LONDON (Reuters) - Britain is to send troops to Tunisia to help prevent Islamic State fighters from moving into the country from Libya, the British defence minister has said.
“A training team of some 20 troops from the 4th Infantry Brigade is now moving to Tunisia to help to counter illegal cross-border movement from Libya in support of the Tunisian authorities,” Michael Fallon told Parliament on Monday.
The move comes after growing Western concern that Islamic State (IS) is seeking to use Libya as a base to plan and carry out attacks. Last June, 30 British holidaymakers were killed when an Islamist gunman attacked a beach at a hotel on Tunisia’s Mediterranean coast.

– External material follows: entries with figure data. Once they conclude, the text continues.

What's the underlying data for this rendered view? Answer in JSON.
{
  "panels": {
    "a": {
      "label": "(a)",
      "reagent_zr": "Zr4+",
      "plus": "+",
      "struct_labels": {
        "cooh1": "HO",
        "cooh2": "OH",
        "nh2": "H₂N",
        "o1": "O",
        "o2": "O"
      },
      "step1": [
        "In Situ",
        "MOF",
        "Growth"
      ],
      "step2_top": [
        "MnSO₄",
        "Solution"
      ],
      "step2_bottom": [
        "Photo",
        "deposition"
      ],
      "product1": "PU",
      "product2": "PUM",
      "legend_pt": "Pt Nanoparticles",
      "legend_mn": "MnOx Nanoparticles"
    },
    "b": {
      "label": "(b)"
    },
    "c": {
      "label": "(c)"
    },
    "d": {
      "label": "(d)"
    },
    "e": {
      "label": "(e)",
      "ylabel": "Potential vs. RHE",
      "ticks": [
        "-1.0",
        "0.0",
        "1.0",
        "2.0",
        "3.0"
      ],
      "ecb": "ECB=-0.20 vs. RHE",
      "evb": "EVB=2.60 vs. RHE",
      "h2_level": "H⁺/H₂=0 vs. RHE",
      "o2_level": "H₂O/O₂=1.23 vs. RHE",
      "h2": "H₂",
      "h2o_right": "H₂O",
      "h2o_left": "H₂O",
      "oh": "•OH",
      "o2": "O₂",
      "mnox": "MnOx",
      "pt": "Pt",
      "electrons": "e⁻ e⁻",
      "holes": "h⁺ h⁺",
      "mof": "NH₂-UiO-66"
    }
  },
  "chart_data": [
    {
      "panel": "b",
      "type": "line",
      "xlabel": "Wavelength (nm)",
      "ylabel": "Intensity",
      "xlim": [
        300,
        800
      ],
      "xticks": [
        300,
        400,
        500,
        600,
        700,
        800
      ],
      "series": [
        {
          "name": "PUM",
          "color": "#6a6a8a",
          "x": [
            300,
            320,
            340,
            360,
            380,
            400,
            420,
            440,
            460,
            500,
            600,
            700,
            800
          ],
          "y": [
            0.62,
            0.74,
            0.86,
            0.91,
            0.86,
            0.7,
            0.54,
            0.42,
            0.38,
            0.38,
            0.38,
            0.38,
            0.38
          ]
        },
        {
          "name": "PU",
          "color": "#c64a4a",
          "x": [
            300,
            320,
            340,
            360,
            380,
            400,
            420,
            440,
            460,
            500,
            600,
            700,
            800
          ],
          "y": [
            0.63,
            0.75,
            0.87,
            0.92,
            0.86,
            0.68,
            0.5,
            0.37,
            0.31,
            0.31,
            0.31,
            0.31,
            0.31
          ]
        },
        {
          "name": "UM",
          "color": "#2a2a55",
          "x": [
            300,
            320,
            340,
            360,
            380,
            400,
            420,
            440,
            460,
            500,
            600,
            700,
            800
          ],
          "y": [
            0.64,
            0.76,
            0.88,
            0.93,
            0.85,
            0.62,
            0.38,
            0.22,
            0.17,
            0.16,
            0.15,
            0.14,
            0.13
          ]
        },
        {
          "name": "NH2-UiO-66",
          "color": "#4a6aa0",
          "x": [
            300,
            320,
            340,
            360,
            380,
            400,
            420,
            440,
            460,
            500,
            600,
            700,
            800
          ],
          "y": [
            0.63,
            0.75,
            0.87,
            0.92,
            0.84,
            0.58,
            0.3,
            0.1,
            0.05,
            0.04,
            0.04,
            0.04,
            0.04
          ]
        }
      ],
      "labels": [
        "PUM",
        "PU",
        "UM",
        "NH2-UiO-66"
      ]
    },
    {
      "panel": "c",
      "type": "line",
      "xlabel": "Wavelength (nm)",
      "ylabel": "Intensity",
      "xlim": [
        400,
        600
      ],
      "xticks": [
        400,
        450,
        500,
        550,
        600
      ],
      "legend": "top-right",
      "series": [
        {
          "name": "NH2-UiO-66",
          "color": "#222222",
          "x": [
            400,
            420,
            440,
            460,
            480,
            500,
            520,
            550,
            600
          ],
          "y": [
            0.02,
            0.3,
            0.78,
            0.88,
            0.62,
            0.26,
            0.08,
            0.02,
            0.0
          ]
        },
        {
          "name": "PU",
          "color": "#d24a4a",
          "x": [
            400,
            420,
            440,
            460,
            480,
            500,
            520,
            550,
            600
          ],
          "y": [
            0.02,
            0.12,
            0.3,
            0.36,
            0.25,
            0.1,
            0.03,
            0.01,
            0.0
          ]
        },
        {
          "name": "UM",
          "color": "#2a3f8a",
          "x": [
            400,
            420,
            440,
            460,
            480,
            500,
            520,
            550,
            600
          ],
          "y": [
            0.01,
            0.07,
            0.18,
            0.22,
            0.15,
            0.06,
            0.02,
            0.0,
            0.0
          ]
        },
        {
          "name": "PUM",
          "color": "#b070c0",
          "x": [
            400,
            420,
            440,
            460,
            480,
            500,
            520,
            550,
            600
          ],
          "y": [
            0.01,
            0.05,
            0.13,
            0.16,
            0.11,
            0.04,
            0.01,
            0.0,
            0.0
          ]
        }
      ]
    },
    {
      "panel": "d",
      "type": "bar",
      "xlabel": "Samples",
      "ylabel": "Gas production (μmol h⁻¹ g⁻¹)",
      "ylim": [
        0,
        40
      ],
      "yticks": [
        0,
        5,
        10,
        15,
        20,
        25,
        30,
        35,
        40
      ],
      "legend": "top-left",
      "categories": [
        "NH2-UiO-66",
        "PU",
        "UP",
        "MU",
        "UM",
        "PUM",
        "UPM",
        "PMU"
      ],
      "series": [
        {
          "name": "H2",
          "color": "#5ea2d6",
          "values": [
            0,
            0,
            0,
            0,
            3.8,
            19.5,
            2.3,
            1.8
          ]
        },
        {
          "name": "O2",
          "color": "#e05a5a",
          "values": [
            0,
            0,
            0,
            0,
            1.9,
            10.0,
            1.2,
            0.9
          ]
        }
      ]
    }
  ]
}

“I ... am extremely concerned about the proliferation of Daesh (IS) along the Libyan coastline, which is why we have been urgently assisting the formation of a new Libyan government,” Fallon said.
Jihadist groups have taken advantage of political chaos to expand their presence in Libya, and fighters loyal to Islamic State have taken control of the coastal city of Sirte.
Western officials say they are discussing air strikes and special forces operations in Libya against the group that is seeking to set up a cross-border Islamic caliphate and has already seized large areas of Syria and neighbouring Iraq.
Fallon said Britain was not currently planning to deploy ground troops to Libya in a combat role.
“Before taking any military action in Libya, we would seek an invitation from the new Libyan Government,” he said.